Does it make sense to have an aggregate = FALSE option to understand variability across folds as per generateThreshVsPerfData for ROC curves?
In response to #Zach's request for a reproducible example, I (the OP) edit my original post as follows:
Edit: Reproducible Example
# Practice Data
library("mlr")
library("ROCR")
library(mlbench)
data(BreastCancer)
dim(BreastCancer)
levels(BreastCancer$Class)
head(BreastCancer)
BreastCancer <- BreastCancer[, -c(1, 6, 7)]
BreastCancer$Cl.thickness <- as.factor(unclass(BreastCancer$Cl.thickness))
BreastCancer$Cell.size <- as.factor(unclass(BreastCancer$Cell.size))
BreastCancer$Cell.shape <- as.factor(unclass(BreastCancer$Cell.shape))

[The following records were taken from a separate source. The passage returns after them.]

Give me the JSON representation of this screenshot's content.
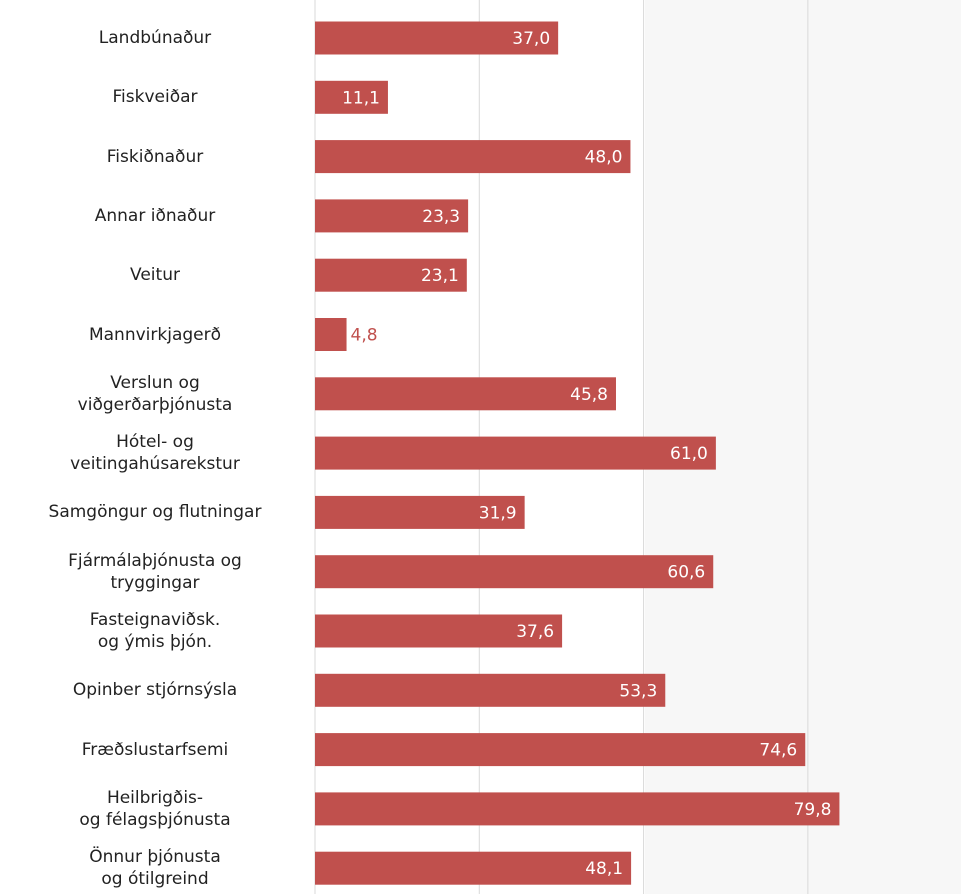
{
  "chart_data": {
    "type": "bar",
    "orientation": "horizontal",
    "color": "#c0504d",
    "categories": [
      "Landbúnaður",
      "Fiskveiðar",
      "Fiskiðnaður",
      "Annar iðnaður",
      "Veitur",
      "Mannvirkjagerð",
      "Verslun og\nviðgerðarþjónusta",
      "Hótel- og\nveitingahúsarekstur",
      "Samgöngur og flutningar",
      "Fjármálaþjónusta og\ntryggingar",
      "Fasteignaviðsk.\nog ýmis þjón.",
      "Opinber stjórnsýsla",
      "Fræðslustarfsemi",
      "Heilbrigðis-\nog félagsþjónusta",
      "Önnur þjónusta\nog ótilgreind"
    ],
    "values": [
      37.0,
      11.1,
      48.0,
      23.3,
      23.1,
      4.8,
      45.8,
      61.0,
      31.9,
      60.6,
      37.6,
      53.3,
      74.6,
      79.8,
      48.1
    ],
    "value_labels": [
      "37,0",
      "11,1",
      "48,0",
      "23,3",
      "23,1",
      "4,8",
      "45,8",
      "61,0",
      "31,9",
      "60,6",
      "37,6",
      "53,3",
      "74,6",
      "79,8",
      "48,1"
    ],
    "xlim": [
      0,
      98.3
    ],
    "xticks": [
      0,
      25,
      50,
      75
    ],
    "grid": true
  }
}
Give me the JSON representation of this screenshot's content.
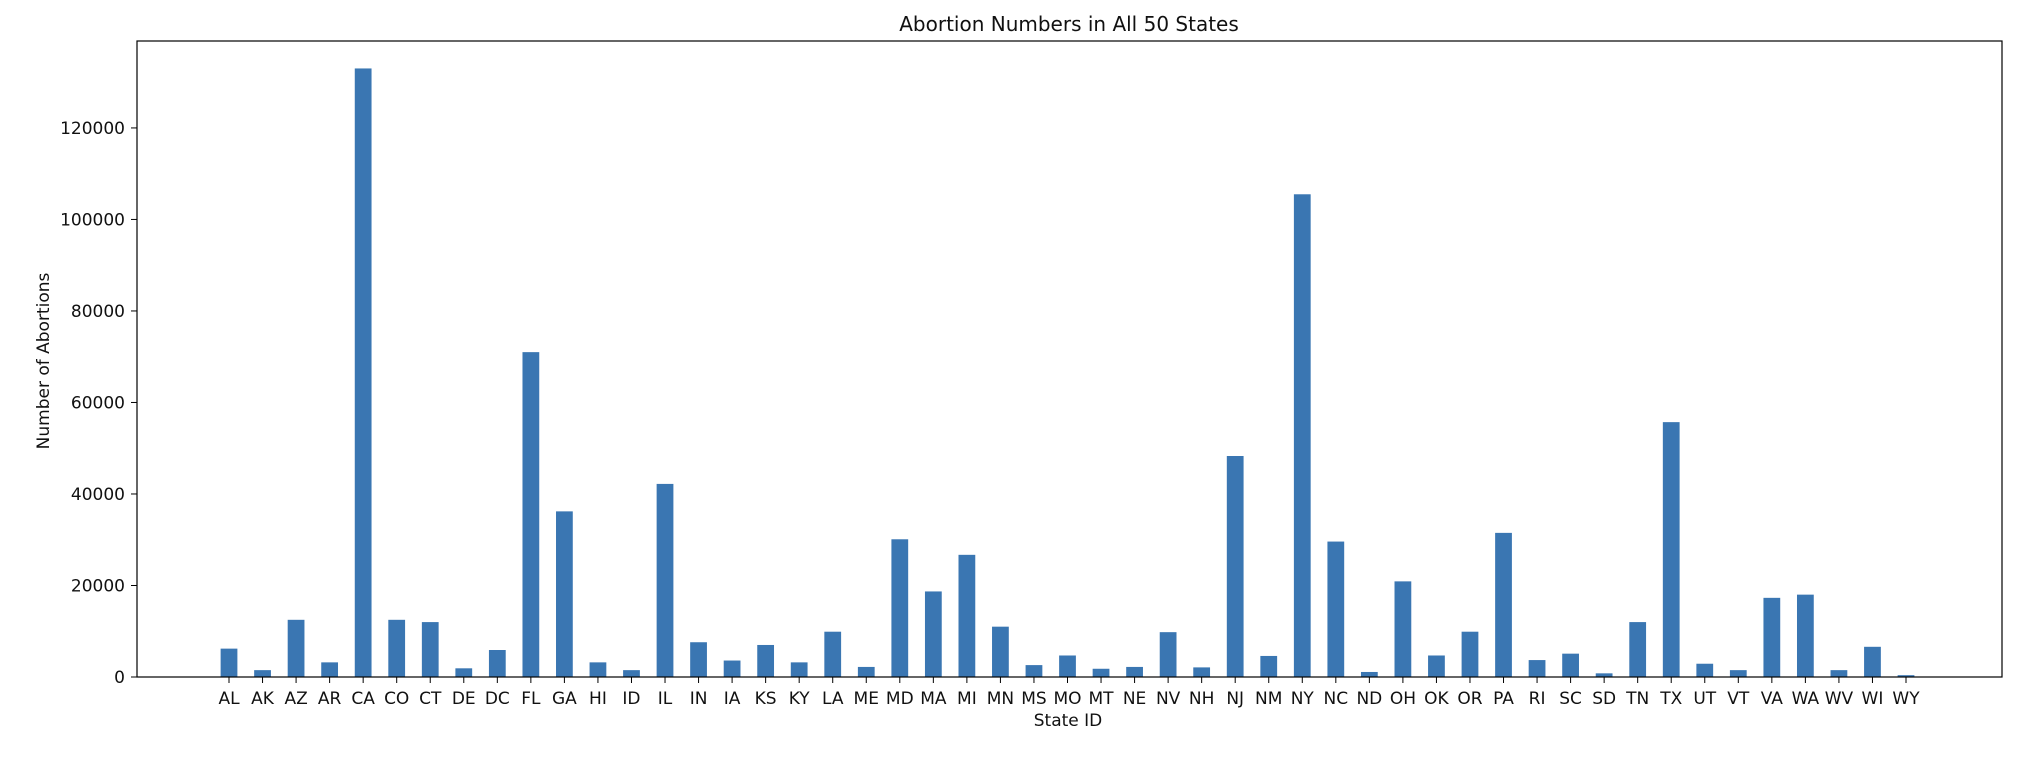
{
  "chart_data": {
    "type": "bar",
    "title": "Abortion Numbers in All 50 States",
    "xlabel": "State ID",
    "ylabel": "Number of Abortions",
    "categories": [
      "AL",
      "AK",
      "AZ",
      "AR",
      "CA",
      "CO",
      "CT",
      "DE",
      "DC",
      "FL",
      "GA",
      "HI",
      "ID",
      "IL",
      "IN",
      "IA",
      "KS",
      "KY",
      "LA",
      "ME",
      "MD",
      "MA",
      "MI",
      "MN",
      "MS",
      "MO",
      "MT",
      "NE",
      "NV",
      "NH",
      "NJ",
      "NM",
      "NY",
      "NC",
      "ND",
      "OH",
      "OK",
      "OR",
      "PA",
      "RI",
      "SC",
      "SD",
      "TN",
      "TX",
      "UT",
      "VT",
      "VA",
      "WA",
      "WV",
      "WI",
      "WY"
    ],
    "values": [
      6200,
      1500,
      12500,
      3200,
      133000,
      12500,
      12000,
      1900,
      5900,
      71000,
      36200,
      3200,
      1500,
      42200,
      7600,
      3600,
      7000,
      3200,
      9900,
      2200,
      30100,
      18700,
      26700,
      11000,
      2600,
      4700,
      1800,
      2200,
      9800,
      2100,
      48300,
      4600,
      105500,
      29600,
      1100,
      20900,
      4700,
      9900,
      31500,
      3700,
      5100,
      800,
      12000,
      55700,
      2900,
      1500,
      17300,
      18000,
      1500,
      6600,
      400
    ],
    "ylim": [
      0,
      139000
    ],
    "yticks": [
      0,
      20000,
      40000,
      60000,
      80000,
      100000,
      120000
    ],
    "grid": false,
    "legend": false,
    "colors": {
      "bar": "#3a76b2",
      "axes": "#000000",
      "text": "#111111"
    }
  }
}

BreastCancer$Marg.adhesion <- as.factor(unclass(BreastCancer$Marg.adhesion))
head(BreastCancer)
# Define Nested Cross-Validation Strategy
cv.inner <- makeResampleDesc("CV", iters = 2, stratify = TRUE)
cv.outer <- makeResampleDesc("CV", iters = 6, stratify = TRUE)
# Define Performance Measures
perf.measures <- list(auc, mmce)
# Create Task
bc.task <- makeClassifTask(id = "bc",
data = BreastCancer,
target = "Class",
positive = "malignant")
# Create Tuned KSVM Learner
ksvm <- makeLearner("classif.ksvm",
predict.type = "prob")
ksvm.ps <- makeParamSet(makeDiscreteParam("C", values = 2^(-2:2)),
makeDiscreteParam("sigma", values = 2^(-2:2)))
ksvm.ctrl <- makeTuneControlGrid()
ksvm.lrn = makeTuneWrapper(ksvm,
resampling = cv.inner,
measures = perf.measures,
par.set = ksvm.ps,
control = ksvm.ctrl,
show.info = FALSE)
# Create Tuned Random Forest Learner
rf <- makeLearner("classif.randomForest",
predict.type = "prob",
fix.factors.prediction = TRUE)
rf.ps <- makeParamSet(makeDiscreteParam("mtry", values = c(2, 3, 5)))
rf.ctrl <- makeTuneControlGrid()
rf.lrn = makeTuneWrapper(rf,
resampling = cv.inner,
measures = perf.measures,
par.set = rf.ps,
control = rf.ctrl,
show.info = FALSE)
# Run Cross-Validation Experiments
bc.lrns = list(ksvm.lrn, rf.lrn)
bc.bmr <- benchmark(learners = bc.lrns,
tasks = bc.task,
resampling = cv.outer,
measures = perf.measures,
show.info = FALSE)
# Calibration Charts
bc.cal <- generateCalibrationData(bc.bmr)
plotCalibration(bc.cal)
Produces the following:
Aggregared Calibration Plot
Attempting to un-aggregate leads to:
> bc.cal <- generateCalibrationData(bc.bmr, aggregate = FALSE)
Error in generateCalibrationData(bc.bmr, aggregate = FALSE) :
unused argument (aggregate = FALSE)
>
> sessionInfo()
R version 3.2.3 (2015-12-10)
attached base packages:
[1] stats graphics grDevices utils datasets methods base
other attached packages:
[1] mlbench_2.1-1 ROCR_1.0-7 gplots_3.0.1 mlr_2.9
[5] stringi_1.1.1 ParamHelpers_1.10 ggplot2_2.1.0 BBmisc_1.10
loaded via a namespace (and not attached):
[1] digest_0.6.9 htmltools_0.3.5 R6_2.2.0 splines_3.2.3
[5] scales_0.4.0 assertthat_0.1 grid_3.2.3 stringr_1.0.0
[9] bitops_1.0-6 checkmate_1.8.2 gdata_2.17.0 survival_2.38-3
[13] munsell_0.4.3 tibble_1.2 randomForest_4.6-12 httpuv_1.3.3
[17] parallelMap_1.3 mime_0.5 DBI_0.5-1 labeling_0.3
[21] chron_2.3-47 shiny_1.0.0 KernSmooth_2.23-15 plyr_1.8.4
[25] data.table_1.9.6 magrittr_1.5 reshape2_1.4.1 kernlab_0.9-25
[29] ggvis_0.4.3 caTools_1.17.1 gtable_0.2.0 colorspace_1.2-6
[33] tools_3.2.3 parallel_3.2.3 dplyr_0.5.0 xtable_1.8-2
[37] gtools_3.5.0 backports_1.0.4 Rcpp_0.12.4
no plotCalibration doesn't do any averaging, though it can plot a smooth.
if you call generateCalibrationData on a benchmark result object it will treat each iteration of your resampled predictions as exchangeable and compute the calibration across all resampled predictions for that bin.
yes it probably would make sense to have an option to generate an unaggregated calibration data object and be able to plot it. you are welcome to open an issue on GitHub to that effect, but this is going to be low on my priority list TBH.